For some foolhardy souls, it is even an opportunity to make ambitious resolutions.

So why is it that I am already seething with rage? Should I mind that we are all being treated like morons? I had my say about the fiasco of the Millennium Dome and the sacking of the chief executive Jennie Page way back last February. I had no intention of returning to the subject. But the latest developments have driven me to the brink of frenzy.

You and I are now considered so stupid we are being told it is reasonable for Dome bosses to share £1million in bonuses - including a staggering £200,000 for the shamed Jennie Page. This is the company that managed to attract only half the 12 million visitors needed to make it a successful venture. And here is an even more horrific figure. Every ticket sold had to be subsidised with £100 of public money. Your money. My money.

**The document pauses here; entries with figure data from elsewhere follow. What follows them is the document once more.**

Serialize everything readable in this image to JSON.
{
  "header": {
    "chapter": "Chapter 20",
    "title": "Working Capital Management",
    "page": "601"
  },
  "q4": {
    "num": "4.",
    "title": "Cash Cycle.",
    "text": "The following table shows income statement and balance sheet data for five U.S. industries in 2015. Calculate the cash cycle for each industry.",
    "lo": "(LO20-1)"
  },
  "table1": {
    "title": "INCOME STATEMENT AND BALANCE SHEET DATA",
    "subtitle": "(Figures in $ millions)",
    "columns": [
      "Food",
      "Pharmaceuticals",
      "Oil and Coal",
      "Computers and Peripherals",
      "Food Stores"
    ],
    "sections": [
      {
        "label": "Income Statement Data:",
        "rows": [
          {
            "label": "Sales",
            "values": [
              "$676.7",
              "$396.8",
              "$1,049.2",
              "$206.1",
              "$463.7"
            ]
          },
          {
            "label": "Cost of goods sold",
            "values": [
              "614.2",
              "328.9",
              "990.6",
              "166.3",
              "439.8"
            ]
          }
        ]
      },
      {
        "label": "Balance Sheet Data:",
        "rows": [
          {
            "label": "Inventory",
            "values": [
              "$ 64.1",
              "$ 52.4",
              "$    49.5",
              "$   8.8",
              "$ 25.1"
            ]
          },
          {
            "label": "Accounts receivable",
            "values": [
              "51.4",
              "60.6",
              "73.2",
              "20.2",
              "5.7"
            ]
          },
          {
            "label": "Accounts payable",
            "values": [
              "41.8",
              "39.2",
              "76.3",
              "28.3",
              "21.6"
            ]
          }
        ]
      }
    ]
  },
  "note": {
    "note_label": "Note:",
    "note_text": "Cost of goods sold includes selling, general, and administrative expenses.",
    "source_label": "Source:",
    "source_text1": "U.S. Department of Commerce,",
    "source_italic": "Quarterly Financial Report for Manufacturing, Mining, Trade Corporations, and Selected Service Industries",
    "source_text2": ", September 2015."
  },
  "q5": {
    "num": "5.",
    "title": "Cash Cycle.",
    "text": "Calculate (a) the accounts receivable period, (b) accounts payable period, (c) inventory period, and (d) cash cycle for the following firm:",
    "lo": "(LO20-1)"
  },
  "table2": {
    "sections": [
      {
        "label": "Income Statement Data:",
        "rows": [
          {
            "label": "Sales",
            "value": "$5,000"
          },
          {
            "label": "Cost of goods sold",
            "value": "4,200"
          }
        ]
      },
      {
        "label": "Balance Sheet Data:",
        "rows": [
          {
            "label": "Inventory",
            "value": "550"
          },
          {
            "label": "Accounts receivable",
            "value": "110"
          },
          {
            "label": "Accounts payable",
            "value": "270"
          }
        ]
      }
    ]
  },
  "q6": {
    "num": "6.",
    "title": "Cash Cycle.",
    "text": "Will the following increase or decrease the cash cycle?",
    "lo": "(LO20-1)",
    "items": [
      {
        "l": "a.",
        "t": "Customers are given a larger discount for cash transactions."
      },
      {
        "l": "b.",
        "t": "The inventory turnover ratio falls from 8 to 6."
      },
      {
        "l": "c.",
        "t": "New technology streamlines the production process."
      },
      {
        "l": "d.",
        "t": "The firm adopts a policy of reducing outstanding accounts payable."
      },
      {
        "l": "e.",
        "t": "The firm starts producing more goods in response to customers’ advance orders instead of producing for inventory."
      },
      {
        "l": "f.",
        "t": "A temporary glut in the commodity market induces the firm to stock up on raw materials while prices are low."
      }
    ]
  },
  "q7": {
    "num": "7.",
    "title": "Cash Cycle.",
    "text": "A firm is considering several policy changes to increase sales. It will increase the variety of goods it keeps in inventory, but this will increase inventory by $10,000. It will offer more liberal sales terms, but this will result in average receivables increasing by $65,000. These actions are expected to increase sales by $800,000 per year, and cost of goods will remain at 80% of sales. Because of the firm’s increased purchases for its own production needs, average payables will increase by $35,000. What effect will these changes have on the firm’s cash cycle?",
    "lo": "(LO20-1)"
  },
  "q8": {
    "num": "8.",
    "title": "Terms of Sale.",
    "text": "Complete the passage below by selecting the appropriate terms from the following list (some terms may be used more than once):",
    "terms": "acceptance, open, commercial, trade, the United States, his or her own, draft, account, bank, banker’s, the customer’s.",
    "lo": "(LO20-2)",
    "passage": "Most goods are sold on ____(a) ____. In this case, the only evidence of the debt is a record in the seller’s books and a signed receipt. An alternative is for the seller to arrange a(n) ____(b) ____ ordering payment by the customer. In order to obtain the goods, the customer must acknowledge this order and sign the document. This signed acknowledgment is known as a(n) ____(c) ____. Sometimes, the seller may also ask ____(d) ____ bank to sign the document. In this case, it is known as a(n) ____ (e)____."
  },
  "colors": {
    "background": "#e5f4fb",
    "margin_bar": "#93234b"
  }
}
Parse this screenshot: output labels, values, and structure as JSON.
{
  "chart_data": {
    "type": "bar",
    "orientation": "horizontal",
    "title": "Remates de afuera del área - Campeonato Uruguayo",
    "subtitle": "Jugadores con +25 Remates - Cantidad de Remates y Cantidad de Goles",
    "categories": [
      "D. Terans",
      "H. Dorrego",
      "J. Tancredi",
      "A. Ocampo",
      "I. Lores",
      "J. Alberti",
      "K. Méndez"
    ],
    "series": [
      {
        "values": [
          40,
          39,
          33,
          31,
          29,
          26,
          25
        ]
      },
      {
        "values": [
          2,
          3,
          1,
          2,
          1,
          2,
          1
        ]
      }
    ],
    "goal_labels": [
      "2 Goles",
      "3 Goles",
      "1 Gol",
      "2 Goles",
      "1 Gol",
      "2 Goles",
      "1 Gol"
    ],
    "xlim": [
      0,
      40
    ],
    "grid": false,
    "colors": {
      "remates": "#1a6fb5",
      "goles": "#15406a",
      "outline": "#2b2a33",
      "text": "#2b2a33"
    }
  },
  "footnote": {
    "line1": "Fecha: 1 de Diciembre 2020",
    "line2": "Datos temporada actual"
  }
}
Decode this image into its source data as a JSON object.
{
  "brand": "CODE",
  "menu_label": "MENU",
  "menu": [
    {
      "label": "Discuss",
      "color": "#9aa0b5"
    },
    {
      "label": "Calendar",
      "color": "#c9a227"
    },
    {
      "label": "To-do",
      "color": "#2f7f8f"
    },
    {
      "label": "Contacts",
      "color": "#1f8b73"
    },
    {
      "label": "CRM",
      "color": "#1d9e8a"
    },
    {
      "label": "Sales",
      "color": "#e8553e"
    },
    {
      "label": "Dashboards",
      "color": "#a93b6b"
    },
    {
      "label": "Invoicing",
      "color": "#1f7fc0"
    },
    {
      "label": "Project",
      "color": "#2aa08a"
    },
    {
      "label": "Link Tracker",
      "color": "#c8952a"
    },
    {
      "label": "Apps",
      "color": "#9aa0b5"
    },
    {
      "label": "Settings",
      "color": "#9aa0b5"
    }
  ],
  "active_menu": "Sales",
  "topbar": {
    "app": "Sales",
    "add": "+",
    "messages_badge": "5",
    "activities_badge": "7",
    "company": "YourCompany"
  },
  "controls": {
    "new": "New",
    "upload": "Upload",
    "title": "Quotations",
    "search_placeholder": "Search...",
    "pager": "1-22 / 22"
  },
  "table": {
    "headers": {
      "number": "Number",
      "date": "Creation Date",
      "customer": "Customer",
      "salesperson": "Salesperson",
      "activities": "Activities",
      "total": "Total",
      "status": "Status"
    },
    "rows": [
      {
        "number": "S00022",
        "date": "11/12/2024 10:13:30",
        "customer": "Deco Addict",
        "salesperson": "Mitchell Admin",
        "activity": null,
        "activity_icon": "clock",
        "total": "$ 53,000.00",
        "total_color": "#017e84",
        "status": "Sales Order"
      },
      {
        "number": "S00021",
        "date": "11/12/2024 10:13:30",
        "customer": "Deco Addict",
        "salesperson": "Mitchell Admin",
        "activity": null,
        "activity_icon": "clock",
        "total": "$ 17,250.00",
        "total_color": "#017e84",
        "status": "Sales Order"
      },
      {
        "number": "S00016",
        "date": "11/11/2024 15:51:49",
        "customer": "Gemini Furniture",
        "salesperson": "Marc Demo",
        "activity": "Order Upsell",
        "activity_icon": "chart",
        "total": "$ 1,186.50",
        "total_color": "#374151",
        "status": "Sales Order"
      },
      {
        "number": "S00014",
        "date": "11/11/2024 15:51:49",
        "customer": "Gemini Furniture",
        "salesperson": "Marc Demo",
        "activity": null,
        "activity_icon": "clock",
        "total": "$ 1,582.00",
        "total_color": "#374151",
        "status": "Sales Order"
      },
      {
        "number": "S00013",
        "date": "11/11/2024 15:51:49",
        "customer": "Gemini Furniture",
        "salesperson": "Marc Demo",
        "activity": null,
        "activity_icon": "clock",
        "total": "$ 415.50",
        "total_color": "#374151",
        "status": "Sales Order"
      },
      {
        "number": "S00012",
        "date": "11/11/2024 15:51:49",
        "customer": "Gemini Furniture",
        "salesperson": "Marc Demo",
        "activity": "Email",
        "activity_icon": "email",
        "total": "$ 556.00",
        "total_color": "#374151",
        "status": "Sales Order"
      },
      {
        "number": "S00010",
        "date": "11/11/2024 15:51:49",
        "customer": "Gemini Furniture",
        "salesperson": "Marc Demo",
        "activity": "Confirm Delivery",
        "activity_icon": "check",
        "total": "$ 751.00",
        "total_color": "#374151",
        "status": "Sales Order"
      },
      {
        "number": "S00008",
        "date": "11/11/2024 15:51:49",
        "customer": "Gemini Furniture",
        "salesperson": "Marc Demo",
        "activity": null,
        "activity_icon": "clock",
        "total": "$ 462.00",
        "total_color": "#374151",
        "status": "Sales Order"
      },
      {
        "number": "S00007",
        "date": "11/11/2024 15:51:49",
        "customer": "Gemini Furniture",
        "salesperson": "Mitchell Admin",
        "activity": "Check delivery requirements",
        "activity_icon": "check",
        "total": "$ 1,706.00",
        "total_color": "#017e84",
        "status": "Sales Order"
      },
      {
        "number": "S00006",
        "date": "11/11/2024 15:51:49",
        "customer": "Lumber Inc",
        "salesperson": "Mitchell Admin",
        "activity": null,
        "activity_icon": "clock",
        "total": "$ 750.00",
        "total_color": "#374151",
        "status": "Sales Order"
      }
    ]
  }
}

It is hardly surprising that Cabinet Ministers, who have condemned huge bonus payments in the City and elsewhere, are becoming uneasy about these potential Greenwich handouts. The total cost of the £828million Dome is the most shameful waste in the history of public spending in Britain. And astonishingly, the Dome Minister Lord Falconer who failed to get to grips with the disaster, still refuses to accept any of the blame. He not only remains a member of the Tony Blair cozy inner circle but took Cherie Blair and her children to the closing night celebration party on New Year's Eve.

And lest I should be accused of Blair-bashing again, the former deputy Prime Minister Michael Heseltine, who conceived the whole mad escapade in the first place, is making an even bigger fool of himself. He is now asking us to believe the Dome should be kept open for another six months in the lunatic hope it might start making a bit of money.

No wonder the man is quitting politics to spend more time with the trees in his arboretum. And of course, he is joined by his own crony Simon Jenkins, the former Times editor, who was with him right from the start.

He wrote to Tony Blair promising the Dome would be Britain's proudest creation and proudest boast in the year 2000.

The poor dear still refuses to concede it has been a disaster. If all that wasn't enough it now seems it is going to be sold off cheaply like a New Year sale bargain.

So yes, I have rage and resentment in abundance that political and business leaders treat us like unthinking sheep. And every ounce of my abundant cynicism about political hypocrisy was endorsed by New Labour's refusal to come clean about its £2m donor until Lord Hamlyn himself cooled their red faces.

All this anger - and it's only January 5.